Failliet! En dan?
Vorige week besloot de gemeenteraad op initiatief van o.a. de PvdA om de schuldhulpverlening te verbeteren. Maar wat gebeurt er met je wanneer je bent aangewezen op schuldhulpverlening? Gerben Brakeboer vertelt in een column zijn persoonlijke verhaal.
“Vandaag, 30 juli 2012, spreekt de rechtbank het faillissement uit van Beddencentrum Haarlem met het verzoek om toelating WSNP.” De rechter had gesproken en de faillissementsaanvraag die ik de dag ervoor had ingediend werd daarmee bekrachtigd. Ik was failliet en kwam terecht in de schuldsanering. In deze blog deel ik mijn ervaringen met deze ‘rit in de rollercoaster’ .
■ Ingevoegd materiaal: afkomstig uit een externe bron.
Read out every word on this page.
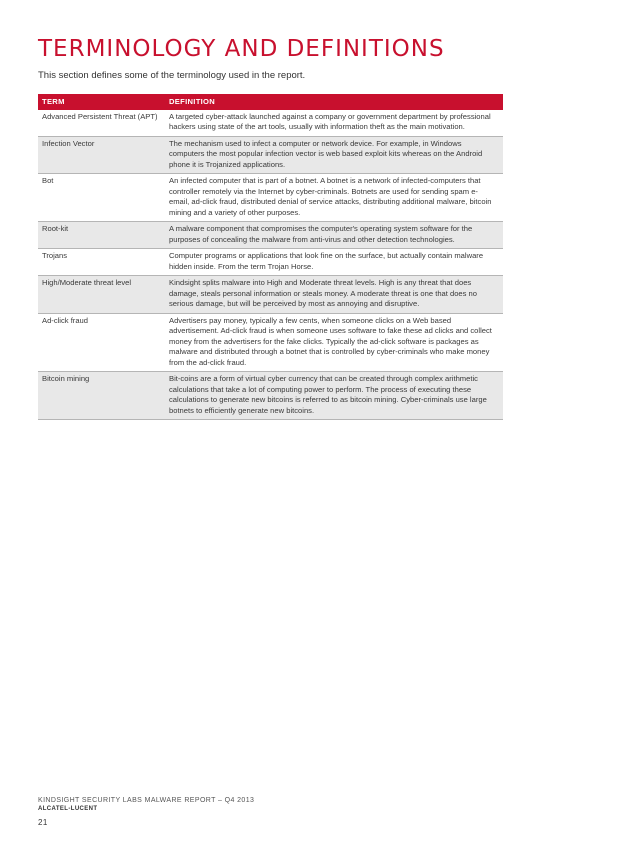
TERMINOLOGY AND DEFINITIONS
This section defines some of the terminology used in the report.
TERM	DEFINITION
Advanced Persistent Threat (APT)	A targeted cyber-attack launched against a company or government department by professional hackers using state of the art tools, usually with information theft as the main motivation.
Infection Vector	The mechanism used to infect a computer or network device. For example, in Windows computers the most popular infection vector is web based exploit kits whereas on the Android phone it is Trojanized applications.
Bot	An infected computer that is part of a botnet. A botnet is a network of infected-computers that controller remotely via the Internet by cyber-criminals. Botnets are used for sending spam e-email, ad-click fraud, distributed denial of service attacks, distributing additional malware, bitcoin mining and a variety of other purposes.
Root-kit	A malware component that compromises the computer's operating system software for the purposes of concealing the malware from anti-virus and other detection technologies.
Trojans	Computer programs or applications that look fine on the surface, but actually contain malware hidden inside. From the term Trojan Horse.
High/Moderate threat level	Kindsight splits malware into High and Moderate threat levels. High is any threat that does damage, steals personal information or steals money. A moderate threat is one that does no serious damage, but will be perceived by most as annoying and disruptive.
Ad-click fraud	Advertisers pay money, typically a few cents, when someone clicks on a Web based advertisement. Ad-click fraud is when someone uses software to fake these ad clicks and collect money from the advertisers for the fake clicks. Typically the ad-click software is packages as malware and distributed through a botnet that is controlled by cyber-criminals who make money from the ad-click fraud.
Bitcoin mining	Bit-coins are a form of virtual cyber currency that can be created through complex arithmetic calculations that take a lot of computing power to perform. The process of executing these calculations to generate new bitcoins is referred to as bitcoin mining. Cyber-criminals use large botnets to efficiently generate new bitcoins.
KINDSIGHT SECURITY LABS MALWARE REPORT – Q4 2013
ALCATEL-LUCENT
21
Precies acht jaar daarvoor had ik de zaak overgenomen van mijn voorganger, na eerst anderhalf jaar bij hem gewerkt te hebben. Acht jaar lang mijn ziel en zaligheid gestoken in mijn onderneming. Op mijn zeventiende ben ik begonnen met werken en op de leeftijd van eenenveertig kreeg ik de kans waarop ik eigenlijk altijd gehoopt had; het zelfstandig ondernemerschap. Ik was zo trots als een pauw en, hoewel ik moest wennen aan mijn nieuwe rol, voelde ik mij als een vis in het water. Maar de afsluiting van de Cronjéstraat in maart 2008, gevolgd door het begin van de crisis in het derde kwartaal van 2008, zorgden ervoor dat het fundament dat ik opgebouwd had begon te wankelen. Vier jaar later viel het doek dus.
Het aanvragen van een faillissement is een fluitje van een cent en min of meer een formaliteit. Uiteraard had ik in de voorgaande maanden al het een en ander gecheckt op Google, om toch een beetje voorbereid te zijn op dat wat gaat komen. De praktijk leerde mij echter dat ik nauwelijks voorbereid was. Direct na de uitspraak van de rechter kreeg ik de naam van de mij toegewezen curator, met het dringende verzoek deze zo snel mogelijk te bellen. Uiteraard heb ik de curator direct gebeld, waarna de ‘rit in de rollercoaster’ kon beginnen. De curator verzoekt niet, maar eist! Je bent in zekere zin in zijn dienst en dient onverwijld te doen wat hij opdraagt. Ik diende een enorme berg aan administratie (die ik gelukkig goed op orde had) aan te leveren, factuuroverzichten, bankafschriften, huurcontracten, eigendomsbewijzen, leveranciersoverzichten en ga zo maar verder. Dagelijks ging de telefoon om weer een of ander document aan te leveren. Bij veel van zijn vragen voelde ik een soort van wantrouwen, alsof ik voor de zoveelste keer een BV had laten ploffen. Maar ik had een eenmanszaak waar ik acht jaar heb lopen ploeteren; niks geen BV-ploffer!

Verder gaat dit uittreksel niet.